The Things We Do to Be Healthy
Being an adult is hard. There, I said it. Envy bubbles up from the recesses of my mind when I consider the responsibility-free life of my children. As an adult, I am expected to take care of my health. I brush my teeth without being told and go to the dentist, hoping to never have a set of fake teeth soaking in a cup of fizz in the bathroom overnight. I get an eye exam every year so my vision can support my driving. (I think there are other adults in my town who are neglecting to take care of their vision. Either that or they’re just terrible drivers, but I’m trying to give them the benefit of the doubt.)

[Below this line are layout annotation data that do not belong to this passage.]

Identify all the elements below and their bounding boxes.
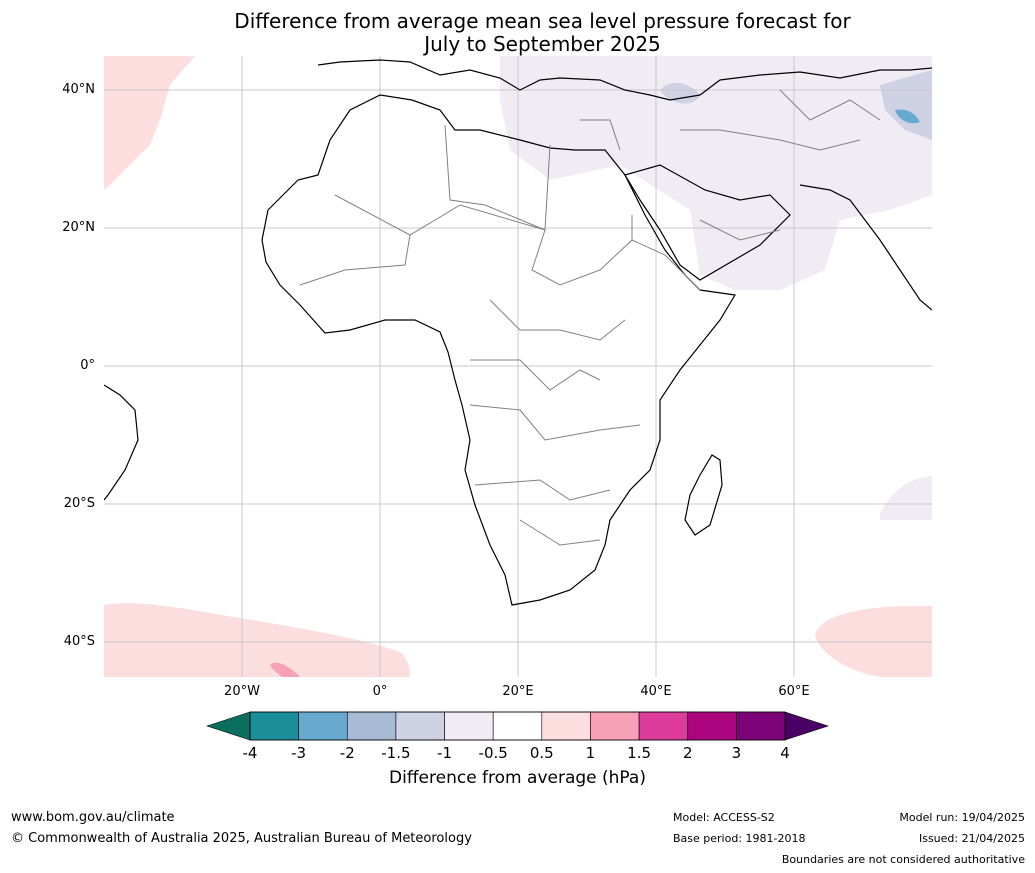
- map-title-line1: Difference from average mean sea level p…: [234, 9, 851, 33]
- colorbar-tick-label: -0.5: [478, 744, 508, 762]
- lon-label-20e: 20°E: [502, 684, 534, 699]
- colorbar-tick-label: 4: [780, 744, 790, 762]
- colorbar-extend-low: [206, 711, 251, 741]
- footer-website[interactable]: www.bom.gov.au/climate: [11, 810, 175, 825]
- colorbar-tick-label: -4: [242, 744, 258, 762]
- colorbar-segment: [590, 711, 640, 741]
- colorbar-tick-label: 2: [682, 744, 693, 762]
- colorbar-tick-label: -1: [437, 744, 453, 762]
- colorbar-segment: [249, 711, 299, 741]
- country-borders: [299, 89, 881, 546]
- anomaly-positive-atlantic-north: [104, 56, 195, 190]
- footer-model-run: Model run: 19/04/2025: [899, 811, 1025, 824]
- map-gridlines: [104, 56, 932, 677]
- anomaly-positive-south-atlantic: [104, 603, 411, 677]
- lon-label-20w: 20°W: [224, 684, 260, 699]
- colorbar-segment: [395, 711, 445, 741]
- coastlines: [104, 59, 932, 606]
- lat-label-40n: 40°N: [62, 82, 95, 97]
- footer-issued: Issued: 21/04/2025: [918, 832, 1025, 845]
- colorbar-tick-label: 1: [585, 744, 596, 762]
- colorbar-tick-label: -1.5: [381, 744, 411, 762]
- map-title-line2: July to September 2025: [424, 32, 661, 56]
- anomaly-negative-indian-ocean: [880, 476, 932, 520]
- footer-model: Model: ACCESS-S2: [673, 811, 775, 824]
- colorbar-tick-label: -3: [291, 744, 307, 762]
- anomaly-negative-turkey: [660, 82, 700, 104]
- anomaly-negative-central-asia: [880, 70, 932, 140]
- colorbar-segment: [298, 711, 348, 741]
- anomaly-negative-eurasia: [500, 56, 932, 290]
- footer-copyright: © Commonwealth of Australia 2025, Austra…: [11, 831, 472, 846]
- lon-label-0: 0°: [372, 684, 388, 699]
- colorbar-segment: [687, 711, 737, 741]
- arabian-sea-coastline: [799, 184, 932, 311]
- footer-disclaimer: Boundaries are not considered authoritat…: [781, 853, 1025, 866]
- lon-label-60e: 60°E: [778, 684, 810, 699]
- colorbar-tick-label: 0.5: [529, 744, 554, 762]
- footer-base-period: Base period: 1981-2018: [673, 832, 806, 845]
- colorbar-tick-label: 1.5: [627, 744, 651, 762]
- colorbar-segment: [492, 711, 543, 741]
- madagascar-coastline: [684, 454, 723, 536]
- colorbar-tick-label: 3: [731, 744, 742, 762]
- colorbar-segment: [444, 711, 494, 741]
- colorbar-segment: [736, 711, 786, 741]
- lat-label-20s: 20°S: [63, 496, 95, 511]
- anomaly-negative-central-asia-core: [895, 109, 920, 124]
- lat-label-0: 0°: [80, 358, 95, 373]
- anomaly-positive-south-atlantic-core: [270, 662, 300, 677]
- colorbar-label: Difference from average (hPa): [389, 768, 646, 788]
- lat-label-20n: 20°N: [62, 220, 95, 235]
- colorbar-segment: [346, 711, 397, 741]
- south-america-coastline: [104, 384, 139, 501]
- colorbar-tick-label: -2: [339, 744, 355, 762]
- africa-coastline: [261, 94, 736, 606]
- europe-coastline: [317, 59, 932, 101]
- lon-label-40e: 40°E: [640, 684, 672, 699]
- lat-label-40s: 40°S: [63, 634, 95, 649]
- arabia-coastline: [624, 164, 791, 281]
- colorbar: [206, 711, 829, 741]
- colorbar-extend-high: [784, 711, 829, 741]
- colorbar-segment: [541, 711, 591, 741]
- colorbar-segment: [638, 711, 689, 741]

I schedule a yearly physical, allowing a nurse to stab me in the arm, steal my blood, and humiliate me by asking me to pee in a cup and claim it as my own, writing my name on the cup. All the while I’m praying the numbers in my blood panel will stay low enough to prevent medicine to battle blood pressure, cholesterol, etc. I make an effort to exercise and eat healthy foods so I can be a part of my children’s lives, as well as their children and their children’s children. (Full disclosure: I don’t actually eat healthy and exercise every day–I’m not a machine, after all. I eat healthy foods six days per week then reward myself with a cheat day. Three bad meals per week is better than twenty-one, right?)

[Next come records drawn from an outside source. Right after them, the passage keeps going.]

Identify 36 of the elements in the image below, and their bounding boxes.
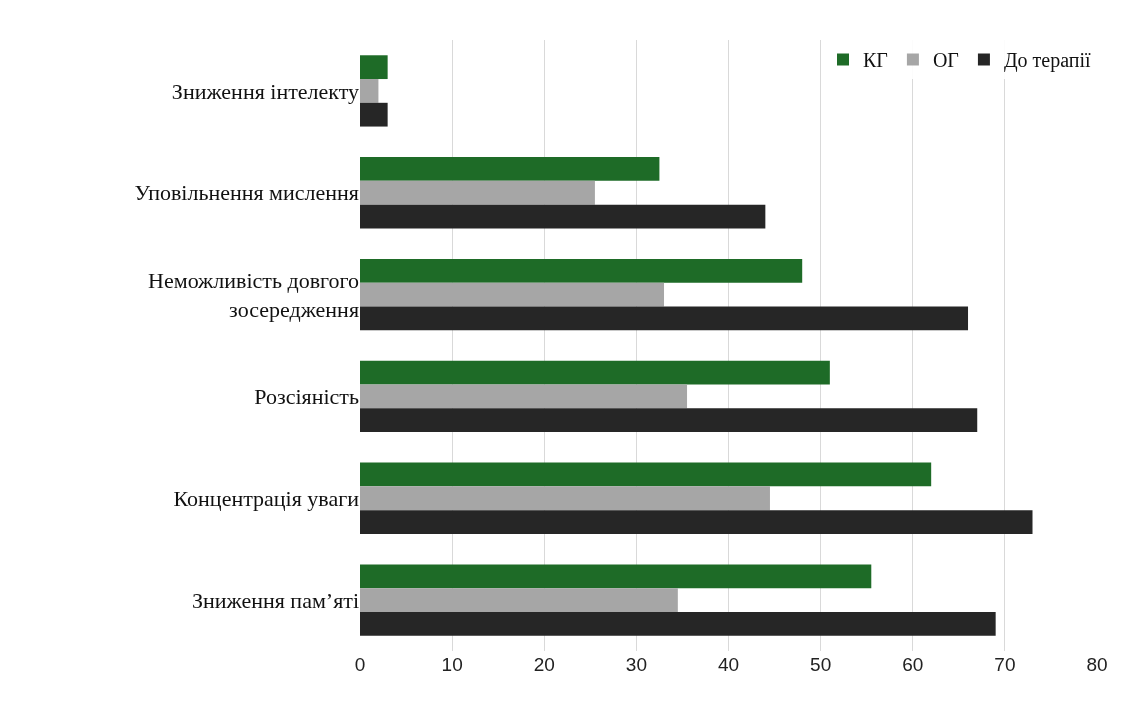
y-tick-label: Неможливість довгого зосередження <box>148 267 359 322</box>
bar <box>360 462 932 487</box>
y-tick-label: Зниження пам’яті <box>191 587 359 613</box>
x-tick-label: 40 <box>717 654 740 675</box>
x-tick-label: 30 <box>625 654 647 675</box>
x-tick-label: 10 <box>441 654 463 675</box>
y-tick-label: Розсіяність <box>254 384 359 410</box>
y-tick-label: Концентрація уваги <box>173 485 360 511</box>
legend-label: КГ <box>863 49 888 72</box>
bar <box>360 157 660 181</box>
x-tick-label: 50 <box>810 654 832 675</box>
legend-label: До терапії <box>1003 49 1092 73</box>
bar <box>360 564 872 589</box>
bar <box>360 588 678 612</box>
bar <box>360 384 688 409</box>
bar <box>360 408 978 433</box>
bar <box>360 282 665 307</box>
x-tick-label: 70 <box>994 654 1016 675</box>
x-tick-label: 60 <box>902 654 924 675</box>
y-tick-label: Уповільнення мислення <box>134 180 359 206</box>
bar <box>360 306 969 331</box>
bar <box>360 204 766 229</box>
x-tick-label: 80 <box>1086 654 1108 675</box>
bar <box>360 360 830 385</box>
legend-label: ОГ <box>932 49 959 72</box>
y-tick-label: Зниження інтелекту <box>171 78 359 104</box>
bar <box>360 102 388 127</box>
bar <box>360 486 770 511</box>
bar <box>360 258 803 283</box>
bar <box>360 55 388 80</box>
bar <box>360 79 379 103</box>
x-tick-label: 20 <box>533 654 555 675</box>
x-tick-label: 0 <box>354 654 366 675</box>
bar <box>360 180 595 205</box>
bar <box>360 510 1033 534</box>
bar <box>360 611 996 636</box>
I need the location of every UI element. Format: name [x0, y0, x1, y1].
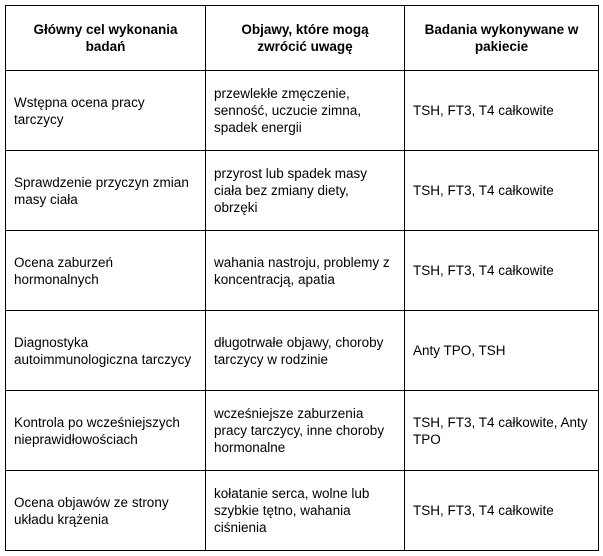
table-row: Ocena objawów ze strony układu krążenia k… — [5, 470, 599, 551]
header-cell: Objawy, które mogą zwrócić uwagę — [205, 5, 405, 71]
table-cell: TSH, FT3, T4 całkowite — [404, 470, 599, 551]
table-cell: przewlekłe zmęczenie, senność, uczucie z… — [205, 70, 405, 151]
table-cell: wahania nastroju, problemy z koncentracj… — [205, 230, 405, 311]
header-cell: Główny cel wykonania badań — [5, 5, 206, 71]
table: Główny cel wykonania badań Objawy, które … — [5, 5, 599, 551]
table-cell: przyrost lub spadek masy ciała bez zmian… — [205, 150, 405, 231]
header-row: Główny cel wykonania badań Objawy, które … — [5, 5, 599, 71]
header-cell: Badania wykonywane w pakiecie — [404, 5, 599, 71]
table-cell: Diagnostyka autoimmunologiczna tarczycy — [5, 310, 206, 391]
table-row: Kontrola po wcześniejszych nieprawidłowo… — [5, 390, 599, 471]
table-cell: Kontrola po wcześniejszych nieprawidłowo… — [5, 390, 206, 471]
table-cell: TSH, FT3, T4 całkowite, Anty TPO — [404, 390, 599, 471]
table-cell: Anty TPO, TSH — [404, 310, 599, 391]
table-cell: Wstępna ocena pracy tarczycy — [5, 70, 206, 151]
table-row: Wstępna ocena pracy tarczycy przewlekłe z… — [5, 70, 599, 151]
table-cell: Sprawdzenie przyczyn zmian masy ciała — [5, 150, 206, 231]
table-cell: Ocena zaburzeń hormonalnych — [5, 230, 206, 311]
table-cell: długotrwałe objawy, choroby tarczycy w r… — [205, 310, 405, 391]
table-body: Wstępna ocena pracy tarczycy przewlekłe z… — [5, 70, 599, 551]
table-cell: TSH, FT3, T4 całkowite — [404, 70, 599, 151]
table-row: Sprawdzenie przyczyn zmian masy ciała prz… — [5, 150, 599, 231]
table-cell: TSH, FT3, T4 całkowite — [404, 230, 599, 311]
table-row: Diagnostyka autoimmunologiczna tarczycy d… — [5, 310, 599, 391]
table-cell: wcześniejsze zaburzenia pracy tarczycy, … — [205, 390, 405, 471]
table-cell: TSH, FT3, T4 całkowite — [404, 150, 599, 231]
table-row: Ocena zaburzeń hormonalnych wahania nastr… — [5, 230, 599, 311]
table-cell: Ocena objawów ze strony układu krążenia — [5, 470, 206, 551]
table-cell: kołatanie serca, wolne lub szybkie tętno… — [205, 470, 405, 551]
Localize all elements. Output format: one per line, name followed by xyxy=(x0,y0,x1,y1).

Once I hit a certain age, my doctor added on a wonderful (sarcasm) new way to take care of myself: a mammogram. Any thoughts of modesty should be dismissed for this appointment. No moment of privacy to prepare for the x-rays was offered. No paper clothing of any kind was provided. (I realize how pathetic it is that I was actually wishing for a paper gown.) I swallowed any remaining pride and stepped forward for the real fun. Less than a foot separated me from a fully-clothed technician while my attire was … um … a bit lacking. Lift here, lean back but slouch to the right, hold on to this bar, and hold your breath while precious body parts are crushed, mashed, and pinched in between two panels. This is no x-ray machine; it’s a torture chamber. Why are we still using contraptions from the Middle Ages? And what crime did I commit to deserve this painful experience?
I left the room, relieved to put that nightmare behind me … only to walk down the hall for the rest of my visit. If you’re struggling with pride, searching for a way to humble yourself, this is just the place. By the time you slog your way to the car, you will be devoid of any dignity or feeling of self-importance. But guess what I will subject myself to in two more years? Another mammogram. Take your health seriously and sign yourself up for a round in the torture chamber–I mean a mammogram–today!